In the end, ChatGPT’s improved memory allows for business owners to put out stronger automated marketing content that is more steeped in the language and facts of the business. 

This is all due to the power of callbacks, which at one time were limited to a single conversational thread for ChatGPT.

The Power of Callbacks in ChatGPT’s Improved Memory

Many users sort of just assume that each new prompt with ChatGPT cleans the slate, so to speak. 

But it has long been the case that even in one thread of conversation with ChatGPT, a user would be able to refer to previous information given in the thread. 

Many long-time users realize this, and have been using the short-term memory aspect of the conversational threads to have ChatGPT continually rewrite and rework a piece of content until it is in a satisfactory form. 

For instance, suppose you and your family are gathered around the living room’s desktop computer to generate an email to send to your family lawyer to wish her a happy Saint Patrick’s Day.

The first result is a bawdy limerick that you would not wish to send to your family lawyer, so your family requests a rewrite. 

The rewrite cleans up the rewrite, but one family member claims that there are simply far too many dactyls, and that the final product should not have such an obvious overreliance on dactyls, for your family lawyer has high aesthetic standards and, as such, values variance in any sample of prosody’s metrical footage. 

And so, through a prolonged back-and-forth between family and ChatGPT, you all at last arrive at a version of the limerick that all in attendance consider satisfiable enough to send along to the family lawyer. 

Be Careful What You Share

Yes, it is true that we are pretty much constantly oversharing on the Internet.

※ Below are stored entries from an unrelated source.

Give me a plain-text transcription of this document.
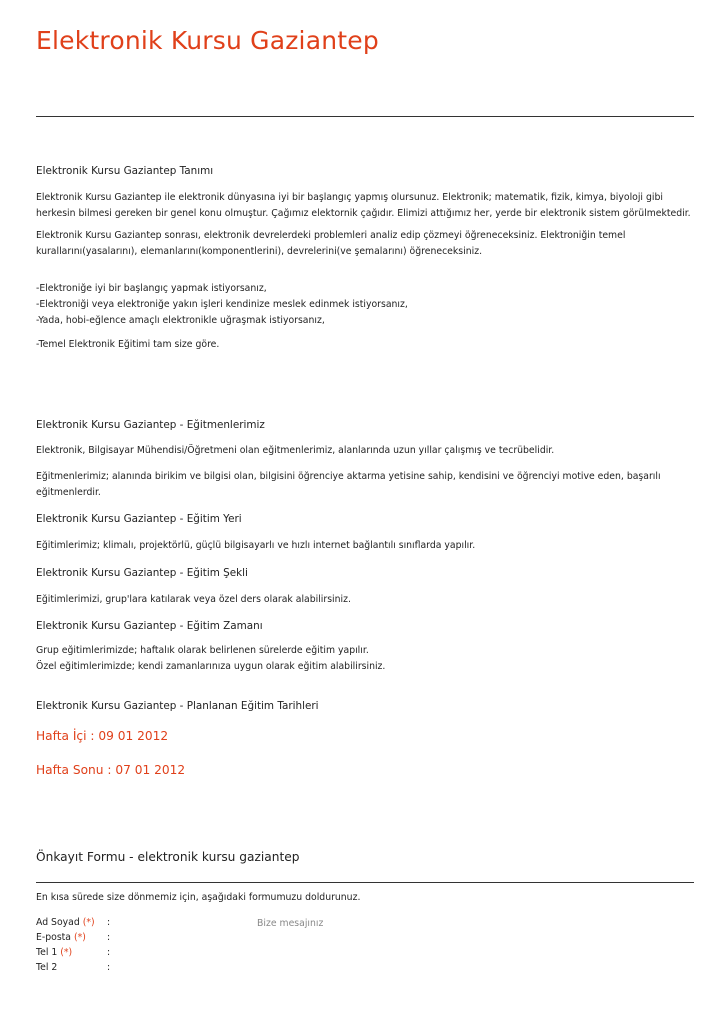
Elektronik Kursu Gaziantep
Elektronik Kursu Gaziantep Tanımı

Elektronik Kursu Gaziantep ile elektronik dünyasına iyi bir başlangıç yapmış olursunuz. Elektronik; matematik, fizik, kimya, biyoloji gibi
herkesin bilmesi gereken bir genel konu olmuştur. Çağımız elektornik çağıdır. Elimizi attığımız her, yerde bir elektronik sistem görülmektedir.

Elektronik Kursu Gaziantep sonrası, elektronik devrelerdeki problemleri analiz edip çözmeyi öğreneceksiniz. Elektroniğin temel
kurallarını(yasalarını), elemanlarını(komponentlerini), devrelerini(ve şemalarını) öğreneceksiniz.

-Elektroniğe iyi bir başlangıç yapmak istiyorsanız,
-Elektroniği veya elektroniğe yakın işleri kendinize meslek edinmek istiyorsanız,
-Yada, hobi-eğlence amaçlı elektronikle uğraşmak istiyorsanız,

-Temel Elektronik Eğitimi tam size göre.

Elektronik Kursu Gaziantep - Eğitmenlerimiz

Elektronik, Bilgisayar Mühendisi/Öğretmeni olan eğitmenlerimiz, alanlarında uzun yıllar çalışmış ve tecrübelidir.

Eğitmenlerimiz; alanında birikim ve bilgisi olan, bilgisini öğrenciye aktarma yetisine sahip, kendisini ve öğrenciyi motive eden, başarılı
eğitmenlerdir.

Elektronik Kursu Gaziantep - Eğitim Yeri

Eğitimlerimiz; klimalı, projektörlü, güçlü bilgisayarlı ve hızlı internet bağlantılı sınıflarda yapılır.

Elektronik Kursu Gaziantep - Eğitim Şekli

Eğitimlerimizi, grup'lara katılarak veya özel ders olarak alabilirsiniz.

Elektronik Kursu Gaziantep - Eğitim Zamanı

Grup eğitimlerimizde; haftalık olarak belirlenen sürelerde eğitim yapılır.
Özel eğitimlerimizde; kendi zamanlarınıza uygun olarak eğitim alabilirsiniz.

Elektronik Kursu Gaziantep - Planlanan Eğitim Tarihleri

Hafta İçi : 09 01 2012

Hafta Sonu : 07 01 2012

Önkayıt Formu - elektronik kursu gaziantep

En kısa sürede size dönmemiz için, aşağıdaki formumuzu doldurunuz.

Ad Soyad (*) :
E-posta (*) :
Tel 1 (*)	:
Tel 2	:
Bize mesajınız
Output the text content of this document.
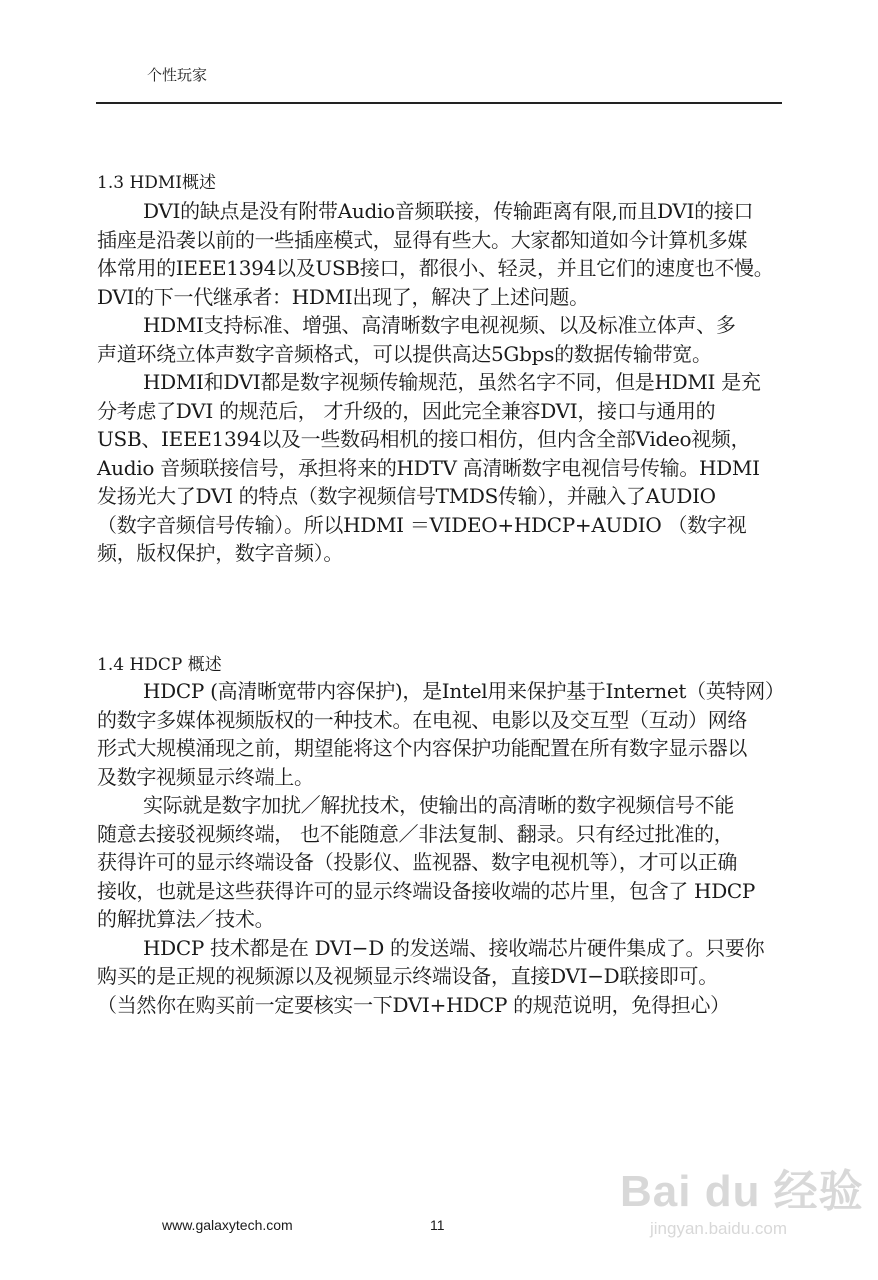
个性玩家
1.3 HDMI概述
DVI的缺点是没有附带Audio音频联接，传输距离有限,而且DVI的接口
插座是沿袭以前的一些插座模式，显得有些大。大家都知道如今计算机多媒
体常用的IEEE1394以及USB接口，都很小、轻灵，并且它们的速度也不慢。
DVI的下一代继承者：HDMI出现了，解决了上述问题。
HDMI支持标准、增强、高清晰数字电视视频、以及标准立体声、多
声道环绕立体声数字音频格式，可以提供高达5Gbps的数据传输带宽。
HDMI和DVI都是数字视频传输规范，虽然名字不同，但是HDMI 是充
分考虑了DVI 的规范后， 才升级的，因此完全兼容DVI，接口与通用的
USB、IEEE1394以及一些数码相机的接口相仿，但内含全部Video视频，
Audio 音频联接信号，承担将来的HDTV 高清晰数字电视信号传输。HDMI
发扬光大了DVI 的特点（数字视频信号TMDS传输），并融入了AUDIO
（数字音频信号传输）。所以HDMI ＝VIDEO+HDCP+AUDIO （数字视
频，版权保护，数字音频）。
1.4 HDCP 概述
HDCP (高清晰宽带内容保护)，是Intel用来保护基于Internet（英特网）
的数字多媒体视频版权的一种技术。在电视、电影以及交互型（互动）网络
形式大规模涌现之前，期望能将这个内容保护功能配置在所有数字显示器以
及数字视频显示终端上。
实际就是数字加扰／解扰技术，使输出的高清晰的数字视频信号不能
随意去接驳视频终端， 也不能随意／非法复制、翻录。只有经过批准的，
获得许可的显示终端设备（投影仪、监视器、数字电视机等），才可以正确
接收，也就是这些获得许可的显示终端设备接收端的芯片里，包含了 HDCP
的解扰算法／技术。
HDCP 技术都是在 DVI−D 的发送端、接收端芯片硬件集成了。只要你
购买的是正规的视频源以及视频显示终端设备，直接DVI−D联接即可。
（当然你在购买前一定要核实一下DVI+HDCP 的规范说明，免得担心）
Bai du 经验
jingyan.baidu.com
www.galaxytech.com	11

Just go on any major platform and you will see as much. 

Even if you don’t browse the digital public town halls, you probably often provide information on online forms that you wouldn’t typically give to a stranger in person.

Examples include your credit card number, the make and model of your first car (if creating or answering one of those security questions that function as like backup passwords), names of your children and pets, your social security number–commonly abbreviated as “SSN” in the asterisked required fields of the fill-out forms–, address including ZIP code, and the like. 

And those are just your own personal details. What of your business’ details? You customers’? How about your employees’? And let us not forget those ever-valuable trade secrets that are helping you retain your foothold in an ever-competitive market. 

The moral of this paragraph is that you should refrain from putting into ChatGPT’s improved memory bank anything about or related to your business that you would not want to be exposed in a hack-leak incident. 

And, it must be said, OpenAI has indeed been recording conversations for the sake of continually training its conversational computing platform. Though the company claims to scrub certain sensitive information before training, it’s better to err on the side of caution in this case.